The All Whites - Some sympathy here. The South Africans sent a B team and the All Whites' best players stayed away and it was surprising 9000 turned up. NZF suffer financially when they bring teams here. This situation cries out for a transtasman series - only the Australians aren't interested. Even if the stars weren't present, Kiwi-Aussie contests with an edge are proven crowd-pullers. Can't the PM/government money intervene?

Lydia Ko - New coach David Leadbetter said one significant word when he took over Lydia Ko's tutelage and was asked about swing changes: caution. Ko's seemingly flawless swing needed little or no attention, though he tweaked her grip and stance and she won the Swinging Skirts title in Taiwan in her second start as a pro.

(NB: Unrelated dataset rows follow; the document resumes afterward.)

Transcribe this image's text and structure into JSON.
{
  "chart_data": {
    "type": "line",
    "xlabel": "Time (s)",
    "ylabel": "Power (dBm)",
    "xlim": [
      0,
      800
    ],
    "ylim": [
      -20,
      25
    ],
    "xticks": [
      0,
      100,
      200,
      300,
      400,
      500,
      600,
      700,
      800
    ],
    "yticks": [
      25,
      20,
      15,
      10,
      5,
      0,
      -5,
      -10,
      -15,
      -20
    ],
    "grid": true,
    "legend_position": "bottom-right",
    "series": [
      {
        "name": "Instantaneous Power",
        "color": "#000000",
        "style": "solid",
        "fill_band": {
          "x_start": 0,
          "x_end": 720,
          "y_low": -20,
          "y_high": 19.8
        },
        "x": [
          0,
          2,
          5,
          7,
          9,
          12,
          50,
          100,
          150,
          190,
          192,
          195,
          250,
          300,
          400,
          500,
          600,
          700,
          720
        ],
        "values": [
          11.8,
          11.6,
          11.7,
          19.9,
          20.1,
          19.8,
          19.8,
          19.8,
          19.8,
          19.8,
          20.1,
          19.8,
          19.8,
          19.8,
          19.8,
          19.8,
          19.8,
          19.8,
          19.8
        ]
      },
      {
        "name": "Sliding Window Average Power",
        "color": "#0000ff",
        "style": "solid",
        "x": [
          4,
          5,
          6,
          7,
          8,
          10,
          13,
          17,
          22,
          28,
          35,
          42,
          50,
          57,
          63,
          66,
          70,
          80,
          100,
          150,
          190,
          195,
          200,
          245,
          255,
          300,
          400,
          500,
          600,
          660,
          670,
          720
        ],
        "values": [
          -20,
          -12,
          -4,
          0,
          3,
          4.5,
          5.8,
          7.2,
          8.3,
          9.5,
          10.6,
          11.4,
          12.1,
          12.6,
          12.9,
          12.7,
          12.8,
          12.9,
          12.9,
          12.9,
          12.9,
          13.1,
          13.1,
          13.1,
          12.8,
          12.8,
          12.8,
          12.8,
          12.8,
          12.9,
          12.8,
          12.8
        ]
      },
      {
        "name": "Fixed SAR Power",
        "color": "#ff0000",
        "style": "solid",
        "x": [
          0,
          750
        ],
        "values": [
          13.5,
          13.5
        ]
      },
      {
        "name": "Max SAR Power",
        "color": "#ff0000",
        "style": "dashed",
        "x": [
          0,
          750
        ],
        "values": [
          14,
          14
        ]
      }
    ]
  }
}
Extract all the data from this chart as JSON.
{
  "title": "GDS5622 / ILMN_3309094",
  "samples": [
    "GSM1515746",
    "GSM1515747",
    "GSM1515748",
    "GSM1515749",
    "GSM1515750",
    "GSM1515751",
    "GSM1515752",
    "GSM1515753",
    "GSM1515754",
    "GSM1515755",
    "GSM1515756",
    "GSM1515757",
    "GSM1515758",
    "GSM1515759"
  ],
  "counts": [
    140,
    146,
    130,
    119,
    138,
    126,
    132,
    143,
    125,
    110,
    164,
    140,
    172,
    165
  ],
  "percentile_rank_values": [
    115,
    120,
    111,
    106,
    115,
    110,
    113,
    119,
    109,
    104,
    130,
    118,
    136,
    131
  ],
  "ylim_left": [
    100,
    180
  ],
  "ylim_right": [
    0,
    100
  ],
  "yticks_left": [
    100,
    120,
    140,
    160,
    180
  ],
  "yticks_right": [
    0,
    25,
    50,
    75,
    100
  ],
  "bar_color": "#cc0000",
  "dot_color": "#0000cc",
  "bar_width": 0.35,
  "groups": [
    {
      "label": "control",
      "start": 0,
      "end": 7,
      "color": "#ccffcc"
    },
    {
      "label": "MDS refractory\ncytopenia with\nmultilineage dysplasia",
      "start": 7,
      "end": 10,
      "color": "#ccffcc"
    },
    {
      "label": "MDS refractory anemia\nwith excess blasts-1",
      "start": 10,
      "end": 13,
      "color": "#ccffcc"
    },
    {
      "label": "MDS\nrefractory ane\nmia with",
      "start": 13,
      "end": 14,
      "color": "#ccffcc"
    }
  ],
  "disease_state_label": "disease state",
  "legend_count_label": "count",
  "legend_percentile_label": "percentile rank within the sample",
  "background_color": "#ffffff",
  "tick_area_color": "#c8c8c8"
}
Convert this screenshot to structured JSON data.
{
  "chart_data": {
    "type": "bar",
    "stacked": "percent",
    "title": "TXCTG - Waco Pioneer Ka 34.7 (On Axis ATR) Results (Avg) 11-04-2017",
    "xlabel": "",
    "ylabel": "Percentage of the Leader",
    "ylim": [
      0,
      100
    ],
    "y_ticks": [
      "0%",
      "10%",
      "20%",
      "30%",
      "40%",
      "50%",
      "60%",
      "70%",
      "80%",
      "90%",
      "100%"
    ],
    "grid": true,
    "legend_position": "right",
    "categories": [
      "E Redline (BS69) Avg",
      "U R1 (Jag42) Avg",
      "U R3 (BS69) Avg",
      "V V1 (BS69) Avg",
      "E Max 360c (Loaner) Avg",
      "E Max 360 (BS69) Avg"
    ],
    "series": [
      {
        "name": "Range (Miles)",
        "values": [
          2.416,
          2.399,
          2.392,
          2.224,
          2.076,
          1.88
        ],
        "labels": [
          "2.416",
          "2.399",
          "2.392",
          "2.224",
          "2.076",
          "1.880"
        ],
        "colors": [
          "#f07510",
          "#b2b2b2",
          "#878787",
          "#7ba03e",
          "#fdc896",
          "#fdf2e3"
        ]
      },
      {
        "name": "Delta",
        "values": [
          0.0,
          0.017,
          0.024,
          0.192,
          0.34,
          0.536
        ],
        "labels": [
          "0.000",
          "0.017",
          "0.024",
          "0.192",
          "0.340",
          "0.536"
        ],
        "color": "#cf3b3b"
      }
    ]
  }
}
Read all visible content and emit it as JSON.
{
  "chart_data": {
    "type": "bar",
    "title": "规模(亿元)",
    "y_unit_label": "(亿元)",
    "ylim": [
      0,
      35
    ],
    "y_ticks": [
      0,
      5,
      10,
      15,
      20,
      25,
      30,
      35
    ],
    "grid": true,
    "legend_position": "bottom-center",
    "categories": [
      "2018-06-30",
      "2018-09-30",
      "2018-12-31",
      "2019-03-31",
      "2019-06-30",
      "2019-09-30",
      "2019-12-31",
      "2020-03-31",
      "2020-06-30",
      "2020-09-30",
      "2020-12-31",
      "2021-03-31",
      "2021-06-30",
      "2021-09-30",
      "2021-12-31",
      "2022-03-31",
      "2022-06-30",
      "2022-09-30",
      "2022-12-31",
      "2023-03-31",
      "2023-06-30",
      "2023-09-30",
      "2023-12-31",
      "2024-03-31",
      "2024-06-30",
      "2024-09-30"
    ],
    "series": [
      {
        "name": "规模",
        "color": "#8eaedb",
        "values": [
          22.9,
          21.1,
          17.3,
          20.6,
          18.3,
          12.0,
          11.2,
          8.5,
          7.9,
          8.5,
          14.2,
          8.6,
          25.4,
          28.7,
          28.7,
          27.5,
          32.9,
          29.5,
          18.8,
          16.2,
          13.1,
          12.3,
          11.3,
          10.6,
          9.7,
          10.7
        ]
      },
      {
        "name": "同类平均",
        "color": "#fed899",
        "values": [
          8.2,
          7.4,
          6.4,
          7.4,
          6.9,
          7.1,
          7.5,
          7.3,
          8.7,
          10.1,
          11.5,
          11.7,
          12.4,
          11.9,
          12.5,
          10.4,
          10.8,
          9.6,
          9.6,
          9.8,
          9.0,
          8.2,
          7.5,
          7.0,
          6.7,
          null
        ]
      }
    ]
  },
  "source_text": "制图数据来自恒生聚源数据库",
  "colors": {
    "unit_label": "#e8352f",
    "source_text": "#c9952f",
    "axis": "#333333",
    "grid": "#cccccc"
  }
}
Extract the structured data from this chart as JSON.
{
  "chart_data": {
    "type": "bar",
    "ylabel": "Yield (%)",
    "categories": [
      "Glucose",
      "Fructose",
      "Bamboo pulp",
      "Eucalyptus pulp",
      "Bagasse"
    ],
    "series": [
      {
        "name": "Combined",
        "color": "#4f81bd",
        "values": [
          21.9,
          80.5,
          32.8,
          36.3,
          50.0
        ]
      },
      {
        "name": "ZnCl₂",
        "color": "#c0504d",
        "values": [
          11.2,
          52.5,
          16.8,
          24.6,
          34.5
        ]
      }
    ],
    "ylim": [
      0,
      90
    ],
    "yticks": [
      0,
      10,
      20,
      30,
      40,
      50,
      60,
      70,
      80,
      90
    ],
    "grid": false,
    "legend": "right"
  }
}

But now she is apparently looking to add a draw to her weaponry, even though golfing annals are filled with examples of those who tampered with their swing - and bombed. The draw (or slight hook) gives further yardage and benefits players on certain courses - the most famous being Augusta.

Golfers who can't hit a draw generally don't win at Augusta. Ko, like a lot of golfers, hits a fade (a slight slice) - which never stopped geniuses like Jack Nicklaus from winning (even at Augusta).

But if the unflappable Ko can handle turning pro, a change of coach, the fuss over her taxpayer-funded support and fixing that which isn't broken, well, she will be one of the most remarkable 17-year-old females ever to walk the planet.

Rory McIlroy - You have to feel sorry for Wozniacki. McIlroy's break-up with her sounds as if it was garnered from the pages of the Bastards' Manual - days after they sent out wedding invites, he called her and broke up with her in a three-minute conversation so unexpected it was reported she thought he was joking at first. So he goes out and wins the BMW PGA at Wentworth and followed it up on Friday with a cracking 63 at the Memorial Tournament in Ohio. She crashes out of the French Open in the first round.

It'd be funny if it wasn't so sad - almost as sad as the NRL's disciplinary disasters.